1107 TRIBUNAL CANTONAL XC12.032633 463 C O U R D ’ A P P E L C I V I L E
Arrêt du 5 octobre 2012
Présidence de M. C O L O M B I N I , président Juges:M.Creux et Mme Bendani Greffier :MmeMichod Pfister
Art. 131, 132 al. 1, 311 al. 1 CPC Vu la décision rendue le 30 août 2012 par la Présidente du Tribunal des baux dans la cause divisant W., à Villeneuve, requérante, d’avec K., à Montreux, intimé, qui informait W.________ que faute d'avoir produit un exemplaire supplémentaire de sa requête et des pièces y relatives dans le délai imparti à cet effet, son acte était écarté pour cause d'irrecevabilité et la cause rayée du rôle, vu l’appel interjeté le 27 septembre 2012 par W.________ contre cette décision,
vu les autres pièces au dossier ;
que les motifs pour lesquels la décision de l'instance précédente devrait être annulée ou modifiée doivent être exposés dans l'appel pour permettre à l'instance supérieure de comprendre ce qui est reproché au premier juge (Jeandin, CPC commenté, 2011, n. 3 ad art. 311 CPC),
que l'appelant doit prendre des conclusions au fond permettant à l'instance d'appel de statuer à nouveau (Jeandin, op. cit., n. 4 ad art. 311 CPC; Reetz/Theiler, in Sutter-Somm/Hasenböhler/Leuenberger (éd.), Kommentar zur Schweizerischen Zivilprozessordnung, 2010, n. 34 ad art. 311 CPC), qu'il ne saurait être remédié à un défaut de motivation ou à des conclusions déficientes par l'octroi d'un délai au sens de l'art. 132 CPC, ces vices affectant l'appel de façon irréparable (Jeandin, op. cit., n. 5 ad art. 311 CPC; TF in SJ 2012 I 231); que dans son appel du 27 septembre 2012, W.________ s'est limitée à faire un bref rappel des faits de la cause sans expliquer les raisons qui pourraient justifier une modification de la décision de la Présidente du Tribunal des baux et sans prendre formellement de conclusions, que l'appel doit en conséquence être déclaré irrecevable, qu'à supposer l'appel recevable, il y aurait eu lieu de le rejeter comme manifestement infondé, les motifs de la première juge pour faire application de l'art. 132 CPC échappant à tout reproche,
attendu que le présent arrêt peut être rendu sans frais (art. 11 TFJC [tarif du 28 septembre 2010 des frais judiciaires en matière civile; RSV 270.11.5).

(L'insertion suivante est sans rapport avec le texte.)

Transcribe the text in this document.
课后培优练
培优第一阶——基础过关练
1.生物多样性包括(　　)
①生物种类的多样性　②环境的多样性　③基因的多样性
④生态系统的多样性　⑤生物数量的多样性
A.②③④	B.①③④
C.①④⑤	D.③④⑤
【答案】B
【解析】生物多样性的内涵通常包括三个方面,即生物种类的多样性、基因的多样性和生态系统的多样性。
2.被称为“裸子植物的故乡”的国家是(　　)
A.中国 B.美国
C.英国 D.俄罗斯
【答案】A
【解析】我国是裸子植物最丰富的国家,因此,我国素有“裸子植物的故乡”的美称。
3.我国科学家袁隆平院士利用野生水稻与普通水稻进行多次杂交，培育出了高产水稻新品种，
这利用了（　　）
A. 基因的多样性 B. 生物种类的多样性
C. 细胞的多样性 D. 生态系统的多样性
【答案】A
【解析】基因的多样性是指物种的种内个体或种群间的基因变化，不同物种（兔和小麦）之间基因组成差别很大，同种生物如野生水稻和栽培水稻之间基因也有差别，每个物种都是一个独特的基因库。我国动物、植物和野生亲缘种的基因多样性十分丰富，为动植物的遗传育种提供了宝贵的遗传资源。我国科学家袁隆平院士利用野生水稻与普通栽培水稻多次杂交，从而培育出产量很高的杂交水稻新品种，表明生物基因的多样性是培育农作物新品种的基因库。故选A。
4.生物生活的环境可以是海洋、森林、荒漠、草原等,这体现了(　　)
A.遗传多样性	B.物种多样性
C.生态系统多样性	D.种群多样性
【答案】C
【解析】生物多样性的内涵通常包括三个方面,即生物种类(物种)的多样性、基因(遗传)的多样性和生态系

Par ces motifs, la Cour d’appel civile du Tribunal cantonal, statuant à huis clos, p r o n o n c e : I. Le recours est irrecevable. II. L'arrêt, rendu sans frais, est exécutoire. Le président : La greffière : Du L'arrêt qui précède, dont la rédaction a été approuvée à huis clos, est notifié à : -Mme W., -M. François Chabloz (pour K.) La Cour d’appel civile considère que la valeur litigieuse est de 47'880 francs.